Preiß, who headed the renamed Ministry for Regional and Local Affairs, was tasked with the re-establishment of state structures, a legal necessity for reunification and demanded by many citizens.

Preiß wanted the new states to be capable of surviving on their own economically and thus favored a three-state solution. Nevertheless the commission on administrative reform Volker Schemmel from the SPD headed first publicly proposed a four-state solution without Saxony-Anhalt; most or all of Preiß's Bezirk Magdeburg would have been ceded to the proposed state of Brandenburg, the Bezirk of Halle joining the proposed state of Saxony. This was fiercely opposed by local officials in both Bezirke, ultimately leading to the eventual final five-state solution with a state of Saxony-Anhalt, similar to the states before their 1952 abolition.

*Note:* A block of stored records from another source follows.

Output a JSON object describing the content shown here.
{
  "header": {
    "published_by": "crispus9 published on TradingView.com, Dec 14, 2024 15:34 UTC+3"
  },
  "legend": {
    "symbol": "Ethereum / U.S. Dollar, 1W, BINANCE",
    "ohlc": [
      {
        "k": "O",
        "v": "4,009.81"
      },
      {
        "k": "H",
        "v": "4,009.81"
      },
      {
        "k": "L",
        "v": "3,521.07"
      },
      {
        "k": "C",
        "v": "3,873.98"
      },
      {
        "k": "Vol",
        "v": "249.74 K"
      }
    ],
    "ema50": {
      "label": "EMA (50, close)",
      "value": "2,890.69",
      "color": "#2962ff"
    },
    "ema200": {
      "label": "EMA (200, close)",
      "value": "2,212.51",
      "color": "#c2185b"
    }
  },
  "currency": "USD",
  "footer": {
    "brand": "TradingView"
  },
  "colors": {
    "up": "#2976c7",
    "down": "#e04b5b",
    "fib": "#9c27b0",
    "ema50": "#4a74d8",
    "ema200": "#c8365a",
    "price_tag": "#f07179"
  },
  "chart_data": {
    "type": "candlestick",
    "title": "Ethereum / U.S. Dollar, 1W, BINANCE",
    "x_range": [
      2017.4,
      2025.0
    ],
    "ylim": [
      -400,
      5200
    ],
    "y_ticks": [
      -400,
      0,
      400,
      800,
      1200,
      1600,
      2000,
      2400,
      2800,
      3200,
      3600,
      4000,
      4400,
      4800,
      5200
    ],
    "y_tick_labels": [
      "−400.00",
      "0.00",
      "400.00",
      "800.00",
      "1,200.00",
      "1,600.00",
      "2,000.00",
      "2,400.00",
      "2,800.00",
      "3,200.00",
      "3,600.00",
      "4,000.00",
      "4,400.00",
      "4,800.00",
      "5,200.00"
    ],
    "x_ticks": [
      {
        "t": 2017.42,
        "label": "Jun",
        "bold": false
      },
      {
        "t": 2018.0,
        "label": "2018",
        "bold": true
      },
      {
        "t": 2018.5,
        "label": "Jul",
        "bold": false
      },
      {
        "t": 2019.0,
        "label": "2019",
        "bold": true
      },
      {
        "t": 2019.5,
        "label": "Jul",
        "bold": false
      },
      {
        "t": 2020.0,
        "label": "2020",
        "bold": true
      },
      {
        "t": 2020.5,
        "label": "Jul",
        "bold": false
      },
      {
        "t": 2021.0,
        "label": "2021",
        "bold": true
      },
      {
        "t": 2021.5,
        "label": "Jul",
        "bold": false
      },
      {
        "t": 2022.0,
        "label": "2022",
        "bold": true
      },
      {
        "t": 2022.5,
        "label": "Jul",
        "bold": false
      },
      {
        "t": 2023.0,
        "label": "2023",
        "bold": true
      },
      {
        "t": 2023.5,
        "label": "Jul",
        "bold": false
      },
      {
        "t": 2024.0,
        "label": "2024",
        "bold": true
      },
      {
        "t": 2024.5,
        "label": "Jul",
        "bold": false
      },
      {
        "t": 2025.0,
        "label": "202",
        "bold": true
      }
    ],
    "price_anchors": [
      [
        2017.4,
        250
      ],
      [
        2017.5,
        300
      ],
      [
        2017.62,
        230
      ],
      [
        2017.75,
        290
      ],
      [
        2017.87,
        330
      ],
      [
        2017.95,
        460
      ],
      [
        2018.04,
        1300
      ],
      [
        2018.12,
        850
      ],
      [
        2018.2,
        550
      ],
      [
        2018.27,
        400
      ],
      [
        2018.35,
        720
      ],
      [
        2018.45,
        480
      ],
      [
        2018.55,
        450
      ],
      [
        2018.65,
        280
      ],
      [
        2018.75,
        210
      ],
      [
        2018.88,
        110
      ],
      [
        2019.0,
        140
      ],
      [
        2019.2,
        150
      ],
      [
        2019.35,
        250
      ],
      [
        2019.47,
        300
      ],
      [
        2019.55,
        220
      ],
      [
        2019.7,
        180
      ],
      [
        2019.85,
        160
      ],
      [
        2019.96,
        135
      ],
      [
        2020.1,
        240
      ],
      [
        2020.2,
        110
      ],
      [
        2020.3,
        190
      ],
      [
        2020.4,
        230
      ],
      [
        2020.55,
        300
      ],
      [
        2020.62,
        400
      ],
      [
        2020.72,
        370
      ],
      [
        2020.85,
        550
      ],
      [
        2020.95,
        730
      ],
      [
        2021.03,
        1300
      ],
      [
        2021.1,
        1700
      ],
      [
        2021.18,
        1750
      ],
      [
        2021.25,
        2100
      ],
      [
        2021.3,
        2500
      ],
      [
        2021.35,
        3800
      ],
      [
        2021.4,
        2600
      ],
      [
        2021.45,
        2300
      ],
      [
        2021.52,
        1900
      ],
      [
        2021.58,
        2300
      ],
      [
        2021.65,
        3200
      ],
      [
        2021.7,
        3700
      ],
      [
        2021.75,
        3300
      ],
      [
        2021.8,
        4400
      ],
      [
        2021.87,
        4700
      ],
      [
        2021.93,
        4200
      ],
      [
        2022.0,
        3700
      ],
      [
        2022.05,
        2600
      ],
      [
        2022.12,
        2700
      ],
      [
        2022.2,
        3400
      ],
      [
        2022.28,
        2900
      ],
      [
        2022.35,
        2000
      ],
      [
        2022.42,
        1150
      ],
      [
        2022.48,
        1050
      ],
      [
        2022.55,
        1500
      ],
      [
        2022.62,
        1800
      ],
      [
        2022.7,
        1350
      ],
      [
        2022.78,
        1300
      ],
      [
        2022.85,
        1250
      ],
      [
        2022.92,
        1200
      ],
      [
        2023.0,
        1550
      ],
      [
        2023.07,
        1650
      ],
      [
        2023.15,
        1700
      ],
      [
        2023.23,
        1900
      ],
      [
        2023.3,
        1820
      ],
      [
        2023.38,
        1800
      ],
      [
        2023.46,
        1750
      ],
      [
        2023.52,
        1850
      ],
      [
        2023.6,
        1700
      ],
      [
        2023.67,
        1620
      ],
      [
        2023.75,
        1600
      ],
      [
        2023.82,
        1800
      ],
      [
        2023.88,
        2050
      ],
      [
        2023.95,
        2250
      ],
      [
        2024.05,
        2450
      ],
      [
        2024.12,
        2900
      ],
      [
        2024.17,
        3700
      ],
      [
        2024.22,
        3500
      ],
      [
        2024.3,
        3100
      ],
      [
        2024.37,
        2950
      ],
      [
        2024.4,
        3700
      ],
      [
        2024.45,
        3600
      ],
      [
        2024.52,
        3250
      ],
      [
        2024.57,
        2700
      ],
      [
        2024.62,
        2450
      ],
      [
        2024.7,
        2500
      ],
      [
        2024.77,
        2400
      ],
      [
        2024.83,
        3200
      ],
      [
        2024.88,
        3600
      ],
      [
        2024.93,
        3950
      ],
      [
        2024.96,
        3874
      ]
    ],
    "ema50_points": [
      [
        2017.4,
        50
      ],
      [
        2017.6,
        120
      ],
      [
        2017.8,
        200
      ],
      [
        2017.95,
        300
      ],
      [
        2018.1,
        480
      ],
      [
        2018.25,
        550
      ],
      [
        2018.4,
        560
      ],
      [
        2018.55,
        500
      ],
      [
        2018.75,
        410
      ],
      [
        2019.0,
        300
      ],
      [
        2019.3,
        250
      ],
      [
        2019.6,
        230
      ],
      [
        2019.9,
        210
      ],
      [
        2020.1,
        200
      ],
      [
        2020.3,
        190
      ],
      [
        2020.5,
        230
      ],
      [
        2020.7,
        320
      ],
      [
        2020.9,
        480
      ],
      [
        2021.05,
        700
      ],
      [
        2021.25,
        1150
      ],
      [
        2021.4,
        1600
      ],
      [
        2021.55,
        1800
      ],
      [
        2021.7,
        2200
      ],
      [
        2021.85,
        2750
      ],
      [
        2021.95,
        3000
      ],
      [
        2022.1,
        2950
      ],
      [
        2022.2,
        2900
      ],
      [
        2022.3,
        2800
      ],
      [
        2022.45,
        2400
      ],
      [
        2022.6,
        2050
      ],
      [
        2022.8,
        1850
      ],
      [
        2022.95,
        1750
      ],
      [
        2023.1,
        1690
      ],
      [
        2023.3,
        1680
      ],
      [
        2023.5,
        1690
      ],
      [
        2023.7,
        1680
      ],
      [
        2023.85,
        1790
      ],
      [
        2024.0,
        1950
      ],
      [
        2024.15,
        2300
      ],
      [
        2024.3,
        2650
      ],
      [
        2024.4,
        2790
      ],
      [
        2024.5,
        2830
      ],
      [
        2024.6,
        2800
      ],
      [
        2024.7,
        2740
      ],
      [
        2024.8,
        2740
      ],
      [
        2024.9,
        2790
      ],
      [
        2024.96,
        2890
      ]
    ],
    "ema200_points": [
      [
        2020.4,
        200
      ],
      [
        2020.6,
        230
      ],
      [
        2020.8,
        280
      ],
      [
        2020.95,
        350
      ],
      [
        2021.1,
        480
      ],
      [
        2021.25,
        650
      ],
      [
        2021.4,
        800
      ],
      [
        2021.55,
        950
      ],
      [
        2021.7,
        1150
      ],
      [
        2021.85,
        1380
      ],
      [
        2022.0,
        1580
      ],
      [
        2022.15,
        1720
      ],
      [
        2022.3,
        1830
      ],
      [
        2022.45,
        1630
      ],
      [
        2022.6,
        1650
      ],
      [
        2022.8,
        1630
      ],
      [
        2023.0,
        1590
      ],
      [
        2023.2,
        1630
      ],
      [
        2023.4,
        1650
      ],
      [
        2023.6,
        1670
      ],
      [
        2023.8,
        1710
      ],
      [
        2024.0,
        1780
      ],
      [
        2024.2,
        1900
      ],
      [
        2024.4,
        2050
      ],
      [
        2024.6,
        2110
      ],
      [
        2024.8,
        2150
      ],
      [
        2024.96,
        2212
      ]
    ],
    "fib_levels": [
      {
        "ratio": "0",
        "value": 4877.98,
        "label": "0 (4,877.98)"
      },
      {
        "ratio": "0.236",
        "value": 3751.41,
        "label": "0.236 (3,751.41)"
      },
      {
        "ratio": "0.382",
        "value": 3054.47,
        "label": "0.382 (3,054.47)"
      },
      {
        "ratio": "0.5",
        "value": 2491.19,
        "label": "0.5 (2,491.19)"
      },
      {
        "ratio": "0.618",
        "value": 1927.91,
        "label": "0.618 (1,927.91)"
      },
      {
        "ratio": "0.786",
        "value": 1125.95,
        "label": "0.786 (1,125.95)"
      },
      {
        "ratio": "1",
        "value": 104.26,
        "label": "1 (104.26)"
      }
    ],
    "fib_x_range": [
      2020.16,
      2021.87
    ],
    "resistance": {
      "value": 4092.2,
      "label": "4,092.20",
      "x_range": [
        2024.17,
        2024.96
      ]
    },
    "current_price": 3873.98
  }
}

Preiß had opposed this on economic grounds, as it would split the industrial region of Leipzig-Halle between two states, weakening the area crucially. To this day, Saxony-Anhalt is the state with the lowest gross regional product (GRP) per capita of the German states.

The administrative reorganization, culminating in the passage of the State establishing act on 22 July 1990, was complicated by the fact that the states were to be created by merging the Bezirke on a district-level, yet the borders of these districts did not always align with their borders in 1947, when the states had originally been established. Plebiscite were held in the districts in question, though these plebiscites were soon controversially changed to be non-binding, with some district councils overruling them. For example, the district council of Altenburg, whose voters had chosen 53 to 45% to join Saxony, surprisingly decided to join Thuringia instead.

===Germany===
Preiß, whose party had eventually merged into the Free Democratic Party, was elected to the Landtag of Saxony-Anhalt in the inaugural October 1990 state election. He did not take his seat however, instead taking a job for a car service company from Braunschweig in 1991. From 1993 to his retirement in 2004, Preiß again worked as a safety engineer for a number of companies in Magdeburg.